If only working locally, this is as simple as:
cd zenml_enabled_repo
rm -rf pipelines/
rm -rf .zenml/
And then another ZenML init:
pip install --upgrade zenml
cd zenml_enabled_repo
zenml init
New Features
- Introduced another higher-level pipeline: The NLPPipeline. This is a generic
NLP pipeline for a text-datasource based training task. Full example of how to use the NLPPipeline can be found here - Introduced a BaseTokenizerStep as a simple mechanism to define how to train and encode using any generic
tokenizer (again for NLP-based tasks). - Introduced a new HuggingFace integration, with the first concrete implementation of the BaseTokenizerStep, i.e., the HuggingFaceTokenizer.

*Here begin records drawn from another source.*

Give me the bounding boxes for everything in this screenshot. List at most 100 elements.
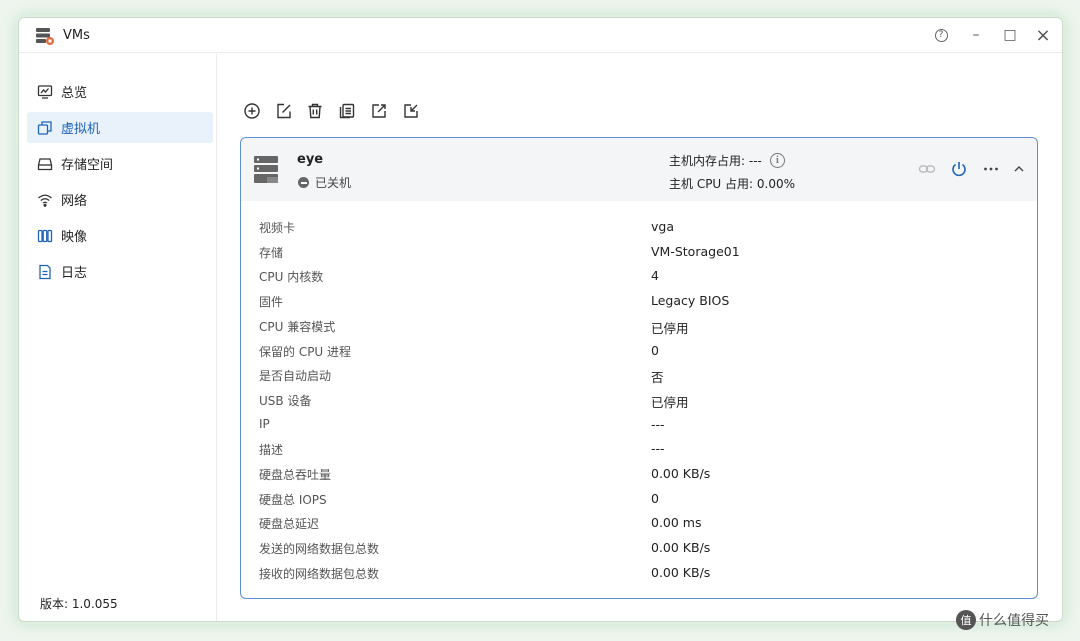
help-button[interactable]: ? (929, 24, 953, 46)
app-logo-icon (36, 28, 54, 45)
collapse-button[interactable] (1008, 159, 1030, 179)
detail-row: 保留的 CPU 进程 0 (241, 339, 1037, 363)
detail-row: CPU 兼容模式 已停用 (241, 314, 1037, 338)
detail-value: 0.00 KB/s (651, 540, 711, 556)
detail-row: 视频卡 vga (241, 215, 1037, 239)
detail-key: IP (259, 416, 270, 431)
detail-value: 0.00 ms (651, 515, 702, 531)
app-window: VMs ? – □ × 总览 虚拟机 存储空间 网络 映像 日志 版本: 1.0… (18, 17, 1063, 622)
power-button[interactable] (948, 159, 970, 179)
vm-icon (37, 120, 52, 135)
detail-row: 发送的网络数据包总数 0.00 KB/s (241, 536, 1037, 560)
storage-icon (37, 157, 53, 170)
detail-value: vga (651, 219, 674, 234)
wifi-icon (38, 194, 52, 207)
more-options-button[interactable] (980, 159, 1002, 179)
vm-status-label: 已关机 (315, 176, 352, 190)
detail-value: 已停用 (651, 394, 689, 410)
detail-row: USB 设备 已停用 (241, 388, 1037, 412)
sidebar-item-logs[interactable]: 日志 (27, 256, 213, 287)
watermark-text: 什么值得买 (979, 613, 1049, 629)
close-icon: × (1035, 24, 1051, 46)
maximize-icon: □ (1003, 27, 1017, 43)
detail-key: 接收的网络数据包总数 (259, 566, 380, 581)
detail-key: 硬盘总吞吐量 (259, 468, 332, 482)
detail-key: CPU 兼容模式 (259, 319, 336, 334)
sidebar-item-label: 网络 (61, 194, 88, 209)
import-icon (404, 104, 418, 118)
clone-vm-button[interactable] (336, 100, 358, 122)
minimize-icon: – (972, 27, 980, 43)
detail-value: 0.00 KB/s (651, 466, 711, 481)
detail-row: 硬盘总吞吐量 0.00 KB/s (241, 462, 1037, 486)
server-icon (254, 156, 278, 183)
title-bar: VMs ? – □ × (19, 18, 1062, 53)
detail-row: 描述 --- (241, 437, 1037, 461)
more-icon (984, 167, 998, 171)
detail-row: 是否自动启动 否 (241, 363, 1037, 387)
edit-icon (277, 103, 291, 119)
minimize-button[interactable]: – (964, 24, 988, 46)
detail-row: 接收的网络数据包总数 0.00 KB/s (241, 561, 1037, 585)
detail-key: 发送的网络数据包总数 (259, 542, 380, 557)
vm-status: 已关机 (298, 174, 351, 191)
detail-key: 视频卡 (259, 221, 296, 235)
info-icon[interactable]: i (769, 153, 785, 168)
watermark: 值 什么值得买 (956, 610, 1049, 630)
stopped-status-icon (298, 177, 309, 188)
vm-name: eye (297, 152, 324, 167)
add-vm-button[interactable] (241, 100, 263, 122)
image-icon (37, 229, 53, 242)
detail-key: 是否自动启动 (259, 369, 332, 384)
detail-value: 否 (651, 370, 664, 386)
detail-key: 保留的 CPU 进程 (259, 344, 352, 359)
sidebar-item-label: 日志 (61, 266, 88, 281)
detail-key: CPU 内核数 (259, 270, 324, 285)
chevron-up-icon (1014, 166, 1024, 172)
detail-value: VM-Storage01 (651, 243, 740, 259)
window-title: VMs (63, 28, 90, 43)
delete-vm-button[interactable] (304, 100, 326, 122)
overview-icon (37, 84, 53, 99)
watermark-logo: 值 (956, 610, 976, 630)
vm-card[interactable]: eye 已关机 主机内存占用: --- i 主机 CPU 占用: 0.00% 视… (240, 137, 1038, 599)
detail-value: 0 (651, 342, 659, 358)
detail-key: 硬盘总 IOPS (259, 492, 327, 507)
clone-icon (339, 103, 355, 119)
cpu-usage: 主机 CPU 占用: 0.00% (669, 177, 796, 191)
detail-value: --- (651, 441, 665, 457)
detail-row: 硬盘总延迟 0.00 ms (241, 511, 1037, 535)
detail-key: 固件 (259, 295, 284, 310)
detail-row: 固件 Legacy BIOS (241, 289, 1037, 313)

- Show-cased how to use HuggingFace with the ZenML TrainerStep in the NLP Example.
Bug Fixes + Refactor
- Significant change to imports: Now imports are way simpler and user-friendly. E.g. Instead of:
from zenml.core.pipelines.training_pipeline import TrainingPipeline
A user can simple do:
from zenml.pipelines import TrainingPipeline
The caveat is of course that this might involve a re-write of older ZenML code imports.
Note: Future releases are also expected to be breaking. Until announced, please expect that upgrading ZenML versions may cause older-ZenML generated pipelines to behave unexpectedly.
Special shout-out to @nicholasmaiot for major contributions to this release!
0.3.3
This release is a significant one as it includes the first version of the AWS integration. It allows you to use ZenML to launch an EC2 instance as an orchestrator and execute a ZenML pipeline possibly coupled with an S3 artifact store and RDS metadata store.
It is a new feature and it does not include any breaking changes.
In order to install ZenML with the AWS integration attached, you can follow:
pip install --upgrade zenml[aws]
zenml init
New Features
- OrchestratorAWSBackend implemented to launch an EC2 instance as the orchestrator.
- While you are using the new orchestrator backend, you may use S3 and RDS.
- Implemented an example which covers the basic process if you would like to start testing it right away.
Bug Fixes + Refactor
- For more advanced use-cases, more examples will follow in the future.
- Numerous small bugs and refinements.